Yılanın tutarsız hareketleri arttı, başına saplanmış bıçaktan kurtulmaya çalışıyordu. Kurtulmak için çırpınırken benim varlığımı bile unutmuştu. Canını fazlasıyla yakmıştım, diğer yandan da onu sinirlendirmiştim.
Yapabildiğim kadarı ile geriye çekildim, ormana fazlasıyla yakın olduğumuz için zemin dikenli çalılarla kaplıydı. Ayağım çalılara dolanırken kayalıklardan çok uzak olduğumu fark ettim. Kaçmam gerekiyordu, Awhoz bu haldeyken bir şansım olabilirdi.
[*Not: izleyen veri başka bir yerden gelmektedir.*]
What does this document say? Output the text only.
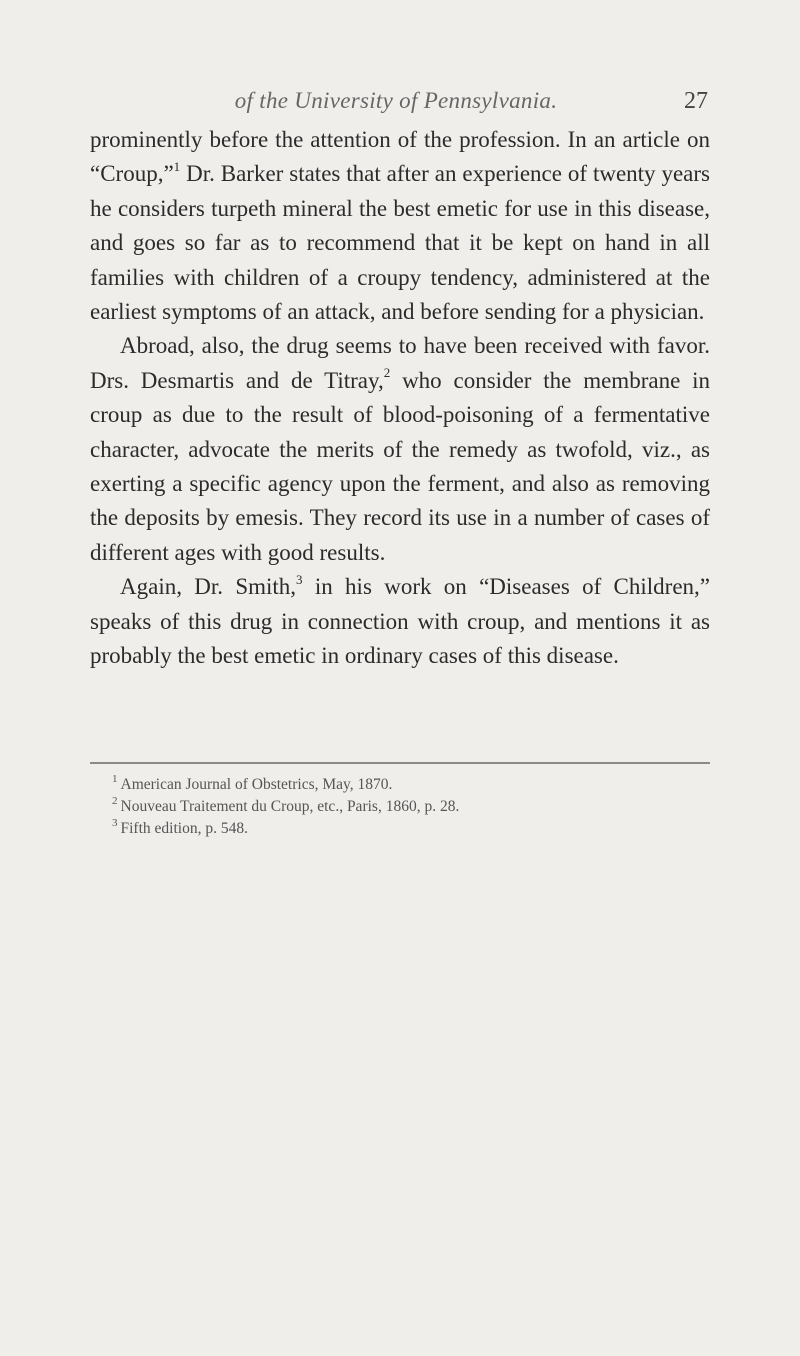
of the University of Pennsylvania.	27

prominently before the attention of the profession. In an article on “Croup,”$^1$ Dr. Barker states that after an experience of twenty years he considers turpeth mineral the best emetic for use in this disease, and goes so far as to recommend that it be kept on hand in all families with children of a croupy tendency, administered at the earliest symptoms of an attack, and before sending for a physician.

Abroad, also, the drug seems to have been received with favor. Drs. Desmartis and de Titray,$^2$ who consider the membrane in croup as due to the result of blood-poisoning of a fermentative character, advocate the merits of the remedy as twofold, viz., as exerting a specific agency upon the ferment, and also as removing the deposits by emesis. They record its use in a number of cases of different ages with good results.

Again, Dr. Smith,$^3$ in his work on “Diseases of Children,” speaks of this drug in connection with croup, and mentions it as probably the best emetic in ordinary cases of this disease.

$^1$ American Journal of Obstetrics, May, 1870.
$^2$ Nouveau Traitement du Croup, etc., Paris, 1860, p. 28.
$^3$ Fifth edition, p. 548.
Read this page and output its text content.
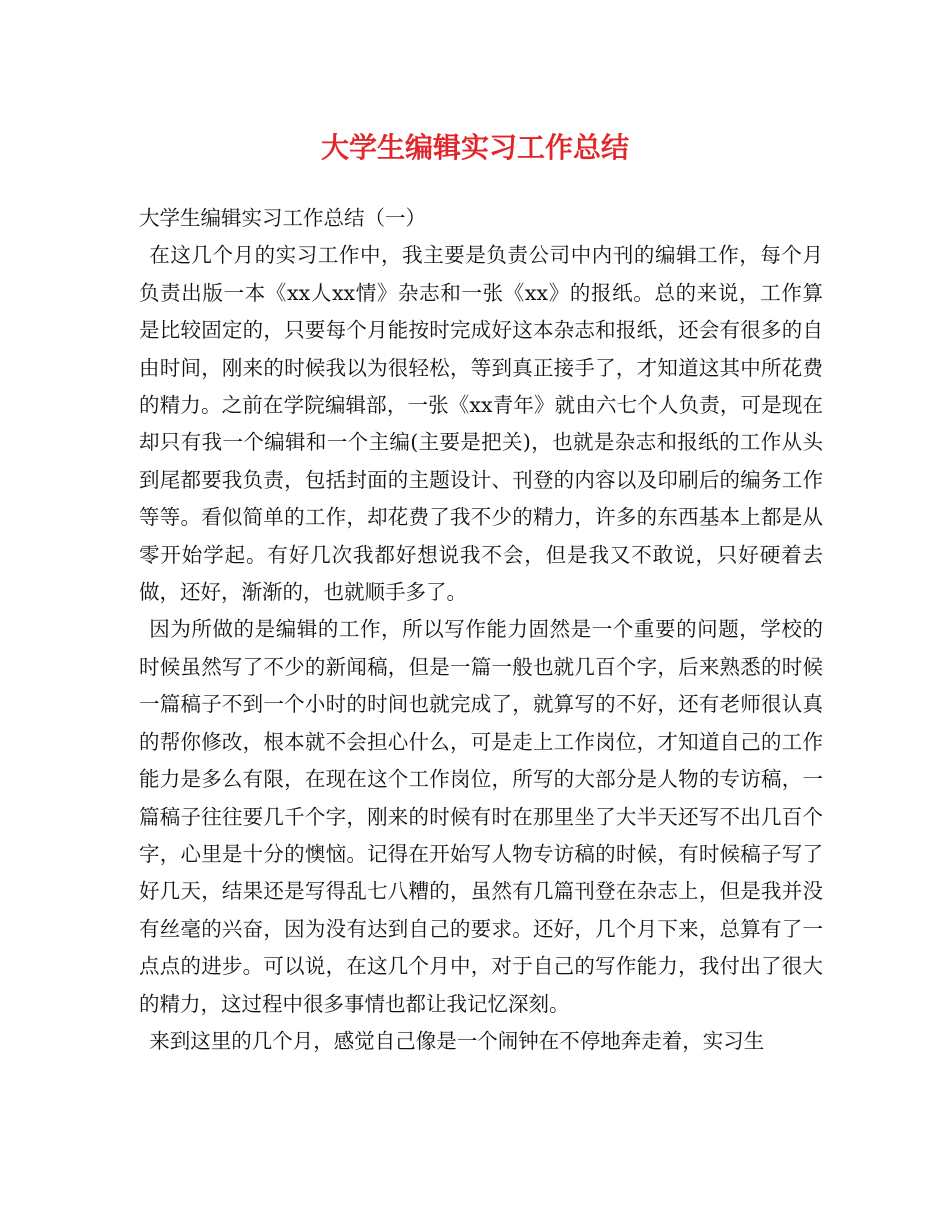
大学生编辑实习工作总结

大学生编辑实习工作总结（一）

在这几个月的实习工作中，我主要是负责公司中内刊的编辑工作，每个月负责出版一本《xx人xx情》杂志和一张《xx》的报纸。总的来说，工作算是比较固定的，只要每个月能按时完成好这本杂志和报纸，还会有很多的自由时间，刚来的时候我以为很轻松，等到真正接手了，才知道这其中所花费的精力。之前在学院编辑部，一张《xx青年》就由六七个人负责，可是现在却只有我一个编辑和一个主编(主要是把关)，也就是杂志和报纸的工作从头到尾都要我负责，包括封面的主题设计、刊登的内容以及印刷后的编务工作等等。看似简单的工作，却花费了我不少的精力，许多的东西基本上都是从零开始学起。有好几次我都好想说我不会，但是我又不敢说，只好硬着去做，还好，渐渐的，也就顺手多了。

因为所做的是编辑的工作，所以写作能力固然是一个重要的问题，学校的时候虽然写了不少的新闻稿，但是一篇一般也就几百个字，后来熟悉的时候一篇稿子不到一个小时的时间也就完成了，就算写的不好，还有老师很认真的帮你修改，根本就不会担心什么，可是走上工作岗位，才知道自己的工作能力是多么有限，在现在这个工作岗位，所写的大部分是人物的专访稿，一篇稿子往往要几千个字，刚来的时候有时在那里坐了大半天还写不出几百个字，心里是十分的懊恼。记得在开始写人物专访稿的时候，有时候稿子写了好几天，结果还是写得乱七八糟的，虽然有几篇刊登在杂志上，但是我并没有丝毫的兴奋，因为没有达到自己的要求。还好，几个月下来，总算有了一点点的进步。可以说，在这几个月中，对于自己的写作能力，我付出了很大的精力，这过程中很多事情也都让我记忆深刻。

来到这里的几个月，感觉自己像是一个闹钟在不停地奔走着，实习生
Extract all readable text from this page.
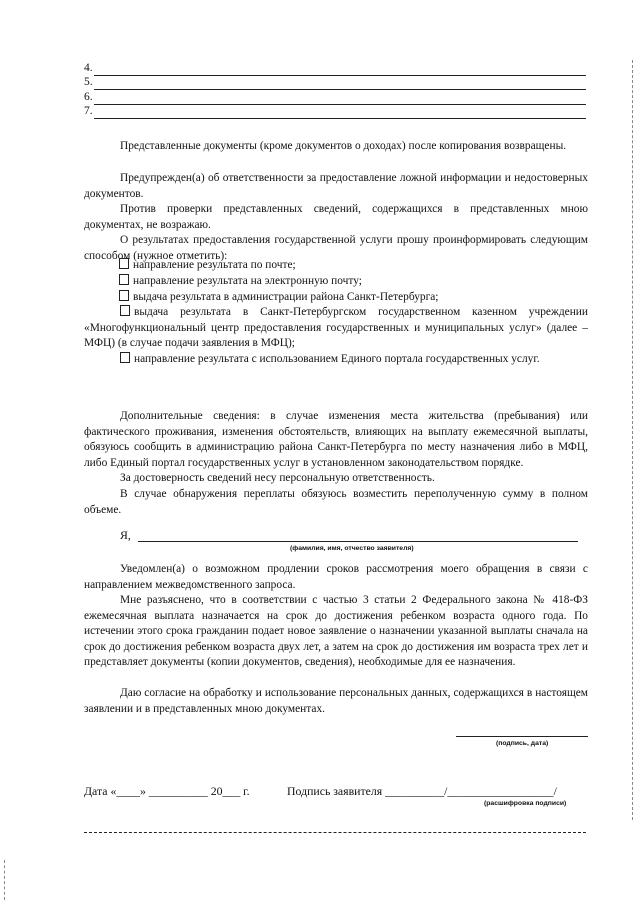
4.
5.
6.
7.

Представленные документы (кроме документов о доходах) после копирования возвращены.

Предупрежден(а) об ответственности за предоставление ложной информации и недостоверных документов.

Против проверки представленных сведений, содержащихся в представленных мною документах, не возражаю.

О результатах предоставления государственной услуги прошу проинформировать следующим способом (нужное отметить):

направление результата по почте;

направление результата на электронную почту;

выдача результата в администрации района Санкт-Петербурга;

выдача результата в Санкт-Петербургском государственном казенном учреждении «Многофункциональный центр предоставления государственных и муниципальных услуг» (далее – МФЦ) (в случае подачи заявления в МФЦ);

направление результата с использованием Единого портала государственных услуг.

Дополнительные сведения: в случае изменения места жительства (пребывания) или фактического проживания, изменения обстоятельств, влияющих на выплату ежемесячной выплаты, обязуюсь сообщить в администрацию района Санкт-Петербурга по месту назначения либо в МФЦ, либо Единый портал государственных услуг в установленном законодательством порядке.

За достоверность сведений несу персональную ответственность.

В случае обнаружения переплаты обязуюсь возместить переполученную сумму в полном объеме.

Я,
(фамилия, имя, отчество заявителя)

Уведомлен(а) о возможном продлении сроков рассмотрения моего обращения в связи с направлением межведомственного запроса.

Мне разъяснено, что в соответствии с частью 3 статьи 2 Федерального закона № 418-ФЗ ежемесячная выплата назначается на срок до достижения ребенком возраста одного года. По истечении этого срока гражданин подает новое заявление о назначении указанной выплаты сначала на срок до достижения ребенком возраста двух лет, а затем на срок до достижения им возраста трех лет и представляет документы (копии документов, сведения), необходимые для ее назначения.

Даю согласие на обработку и использование персональных данных, содержащихся в настоящем заявлении и в представленных мною документах.

(подпись, дата)
Дата «____» __________ 20___ г.	Подпись заявителя __________/__________________/
(расшифровка подписи)
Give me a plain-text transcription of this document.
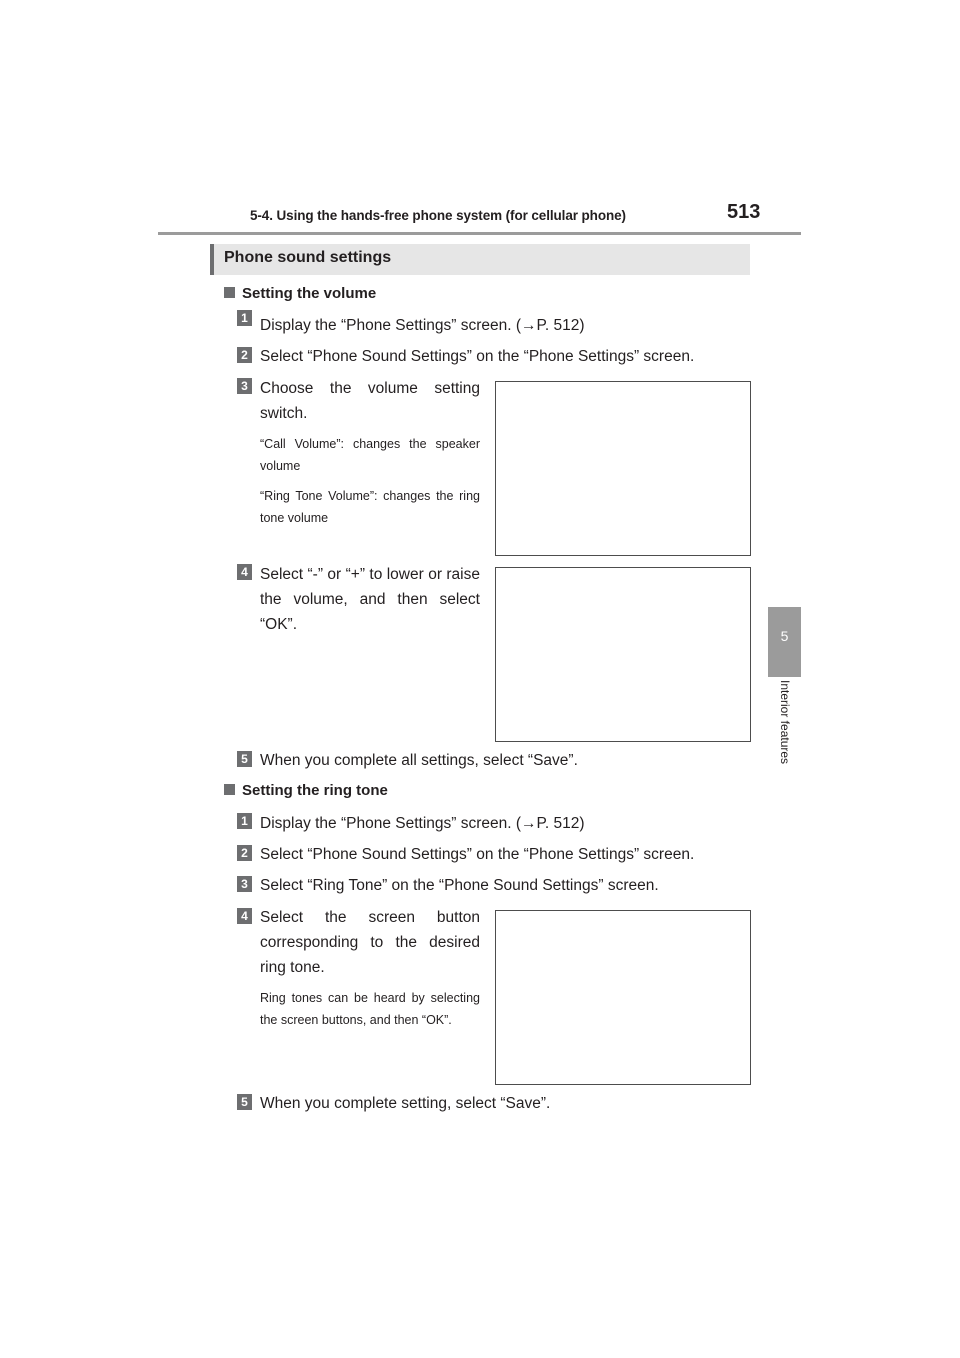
5-4. Using the hands-free phone system (for cellular phone)	513
5
Interior features
Phone sound settings
Setting the volume
1 Display the “Phone Settings” screen. (→P. 512)
2 Select “Phone Sound Settings” on the “Phone Settings” screen.
3 Choose the volume setting switch.
“Call Volume”: changes the speaker volume
“Ring Tone Volume”: changes the ring tone volume
4 Select “-” or “+” to lower or raise the volume, and then select “OK”.
5 When you complete all settings, select “Save”.
Setting the ring tone
1 Display the “Phone Settings” screen. (→P. 512)
2 Select “Phone Sound Settings” on the “Phone Settings” screen.
3 Select “Ring Tone” on the “Phone Sound Settings” screen.
4 Select the screen button corresponding to the desired ring tone.
Ring tones can be heard by selecting the screen buttons, and then “OK”.
5 When you complete setting, select “Save”.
Başına saplanmış bıçağın onu öldüreceğini düşünmüştüm. Anlaşılan yaratık tahmin ettiğimden daha güçlüydü, öyle ki kafasında bir bıçak olduğu halde, hâlâ kurtulmak için çırpınacak gücü kendinde bulabiliyordu.
Birkaç adım attım, hareketim Awhoz'un çırpınışlarını durdurmuş ve bana doğru sürünmesine sebep olmuştu. Hâlâ harekete karşı fazlasıyla duyarlıydı. Durmak zorunda kaldım, koşsam bile onun hızının yanında yeterince hızlı koşamazdım.
Onu ya öldürecek ya öldürecektim! Başka şansım yoktu. Kıpırdamaya bile imkanım yokken kaçmaya çalışmak anlamsızdı. Arkama döndüğüm an sıradaki yemi ben olacaktım.
Daha önce kimsenin bir Awhoz'un elinden sağ kurtulduğunu duymamıştım. Ormanda bana saldırmama nezaketini gösteren Awhoz ile birlikte bu yaratıkların karşısında hayatta kalma başarısı gösterdiğim için şanslı saymalıydım kendimi.
Yaratığı öldürmek için bir yol aramaya koyuldum. Elimdeki tek şans yaratığın başına sapladığım bıçaktı, onu bir şekilde alabilirsem birkaç darbe daha indirebilirdim. Ah, neler diyordum ben böyle! Kolonideki her beş ölümden en az üçüne sebep olan yaratığı tek başıma öldürmek için plan yapıyordum resmen.
Derin bir nefes aldım, ileriye atılmak ve kayalıklardaki eski yerimi alabilmek için yerdeki taşlardan yardım alacaktım. Birkaç taş alıp bulunduğum yerin biraz daha gerisine yaratığın arka tarafına bir tane attım, eğer kafasını biraz olsun karıştırırsam yeniden kayalara çıkabilirdim.
İlk taşın hiçbir faydası olmadı, ikincide biraz daha büyük bir tane attım. Bu kez duyularını harekete geçirmeyi başarmıştım. Attığım her taş ile bir adım daha atıyor kayalığa yaklaşıyordum. Yaratık ise her taş ile birlikte nereye doğru sürüneceğini şaşırıyor, öylece çırpınıyordu.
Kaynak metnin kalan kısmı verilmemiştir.